Notwithstanding Hlophe's decision to deny leave to appeal, the Supreme Court of Appeal handed down its own unanimous judgment three weeks later. The Supreme Court, quite contrary to the High Court, not only granted leave to appeal but also upheld the appeal, overturning the High Court's judgment. Judge of Appeal Louis Harms was highly critical of Hlophe's conduct, but, when asked about Harms's remarks, Hlophe told the Star, "To be frank, I couldn't care less."

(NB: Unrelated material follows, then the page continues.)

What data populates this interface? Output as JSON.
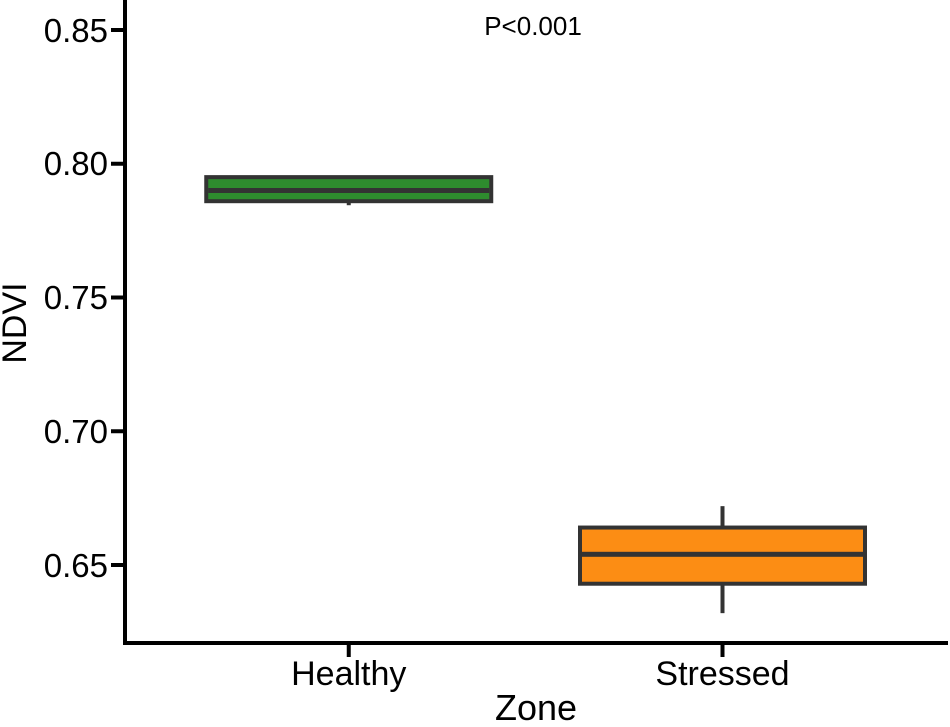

''Thubelisha Homes v Various Occupants''
In March 2008, Hlophe handed down judgment in Thubelisha Homes v Various Occupants, in which he controversially awarded the state an eviction order to remove thousands of residents of Joe Slovo from the site of the N2 Gateway Project. The judgment was criticised by the Western Cape Anti-Eviction Campaign; by Pierre de Vos, who called it "completely devoid of compassion and also legally misguided"; and by other commentators who questioned its interpretation of the doctrine of legitimate expectations.When the Constitutional Court heard the matter on appeal, Justice Kate O'Regan said that Hlophe's order "really bothers me" insofar as it failed to provide for the relocation of the evicted residents. This concern ultimately led the court to overturn Hlophe's judgment in part: in Residents of Joe Slovo Community v Thubelisha Homes, the Constitutional Court sanctioned the eviction but imposed certain conditions on the state.